Big bucks typically don’t crash, stomp, shake, jump, break sticks, or just generally make noise as they move in their home range.
They know every inch of ground around where they live. They have learned to stand like a statue and wait for the danger in the area to make the first move before they reveal themselves.
#4. Mature bucks are much less active than younger bucks
Big bucks will hang back from entering a field, opting to smell the area first. They won’t chase every doe checking for a doe in heat; instead they tend to recognize the signs of other bucks, when they find a doe in heat, and steal that doe away.
If that isn’t their game, they hang in areas where does go and wait on them, instead of chasing like younger bucks.
Mature bucks watch other deer enter a field or an opening in the woods long before they ever decide to enter that clearing themselves leaving the safety of their hidey hole.
When they are in a clearing, they typically don’t chase does around either. They will stand in one spot and scan the area for danger while the other deer mill around. They are just older and lazier.
During the season, when deer enter a clearing and nice buck is in the herd, wait a little bit before pulling the trigger because a better buck might be ten minutes behind.

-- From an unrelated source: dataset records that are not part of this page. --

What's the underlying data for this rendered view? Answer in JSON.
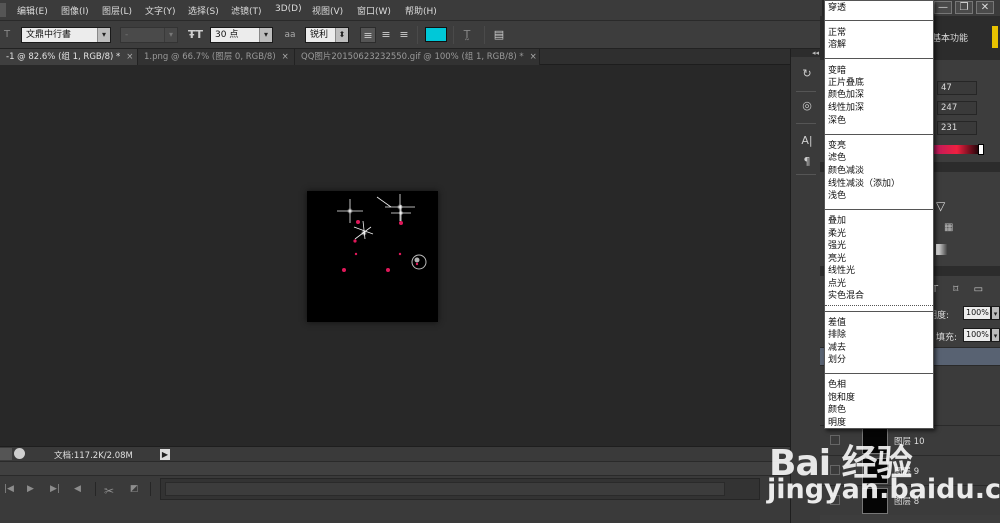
{
  "menu_bar": {
    "items": [
      "编辑(E)",
      "图像(I)",
      "图层(L)",
      "文字(Y)",
      "选择(S)",
      "滤镜(T)",
      "3D(D)",
      "视图(V)",
      "窗口(W)",
      "帮助(H)"
    ]
  },
  "window_controls": {
    "minimize": "—",
    "restore": "❐",
    "close": "✕"
  },
  "options_bar": {
    "font_family": "文鼎中行書",
    "font_style": "-",
    "font_size": "30 点",
    "antialias_icon": "aa",
    "antialias": "锐利",
    "text_color": "#00c8d8"
  },
  "tabs": [
    {
      "label": "-1 @ 82.6% (组 1, RGB/8) *",
      "close": "×",
      "active": true
    },
    {
      "label": "1.png @ 66.7% (图层 0, RGB/8)",
      "close": "×",
      "active": false
    },
    {
      "label": "QQ图片20150623232550.gif @ 100% (组 1, RGB/8) *",
      "close": "×",
      "active": false
    }
  ],
  "status_bar": {
    "doc_info": "文档:117.2K/2.08M"
  },
  "right_panel": {
    "workspace_label": "基本功能",
    "color_values": [
      "47",
      "247",
      "231"
    ],
    "opacity_label": "明度:",
    "opacity_value": "100%",
    "fill_label": "填充:",
    "fill_value": "100%",
    "layers": [
      "图层 10",
      "图层 9",
      "图层 8"
    ]
  },
  "blend_menu": {
    "groups": [
      [
        "穿透"
      ],
      [
        "正常",
        "溶解"
      ],
      [
        "变暗",
        "正片叠底",
        "颜色加深",
        "线性加深",
        "深色"
      ],
      [
        "变亮",
        "滤色",
        "颜色减淡",
        "线性减淡（添加）",
        "浅色"
      ],
      [
        "叠加",
        "柔光",
        "强光",
        "亮光",
        "线性光",
        "点光",
        "实色混合"
      ],
      [
        "差值",
        "排除",
        "减去",
        "划分"
      ],
      [
        "色相",
        "饱和度",
        "颜色",
        "明度"
      ]
    ]
  },
  "watermark": {
    "logo": "Bai 经验",
    "url": "jingyan.baidu.com"
  }
}
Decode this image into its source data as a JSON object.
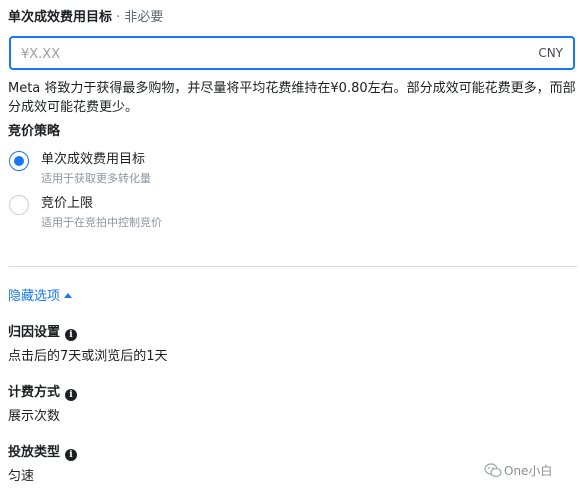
{
  "cost_goal": {
    "label": "单次成效费用目标",
    "optional_text": " · 非必要",
    "input_value": "",
    "placeholder": "¥X.XX",
    "currency": "CNY",
    "help_text": "Meta 将致力于获得最多购物，并尽量将平均花费维持在¥0.80左右。部分成效可能花费更多，而部分成效可能花费更少。"
  },
  "bid_strategy": {
    "title": "竞价策略",
    "options": [
      {
        "label": "单次成效费用目标",
        "description": "适用于获取更多转化量",
        "selected": true
      },
      {
        "label": "竞价上限",
        "description": "适用于在竞拍中控制竞价",
        "selected": false
      }
    ]
  },
  "hidden_options": {
    "toggle_label": "隐藏选项"
  },
  "settings": {
    "attribution": {
      "title": "归因设置",
      "value": "点击后的7天或浏览后的1天",
      "info_icon": "info-icon"
    },
    "billing": {
      "title": "计费方式",
      "value": "展示次数",
      "info_icon": "info-icon"
    },
    "delivery": {
      "title": "投放类型",
      "value": "匀速",
      "info_icon": "info-icon"
    }
  },
  "watermark": {
    "text": "One小白",
    "icon": "wechat-icon"
  },
  "colors": {
    "accent": "#1877f2",
    "text": "#1c1e21",
    "muted": "#8d949e",
    "divider": "#dadde1"
  }
}
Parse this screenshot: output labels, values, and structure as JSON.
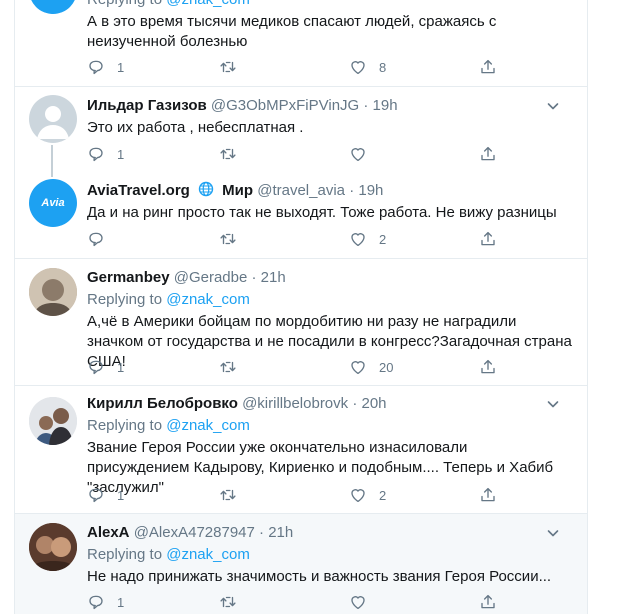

#5. Mature bucks move best at morning and evening regardless of weather
It’s often said that big bucks move right before winter storms or weather changes during the course of hunting season. However, again according to Ross:
“…numerous studies from Texas to Maryland suggest that weather has little or no influence on mature buck movements. I know, hard to believe, right? But, at least to-date, researchers have thrown everything at this concept and collected a lot of data, and still nothing. As I said before, bucks move the most at dawn and dusk, period.”
So what does all this mean? Big mature bucks are taken every year by thousands of hunters all over the country.
Luck is a factor of being in the right place at the right time, but understanding that big mature bucks are just different and attempting to uncover that mature buck’s characteristics on an individual property will give the hunter a big advantage.
Setting up on the same old fence lines and deer trails will only be effective for a big buck if a big buck is already there. If not, then chances are they won’t be because they already figured out its a danger zone. It’s a game of chess against one of the smartest animals in the woods.
Good luck out there. Unfortunately, we all will probably need it.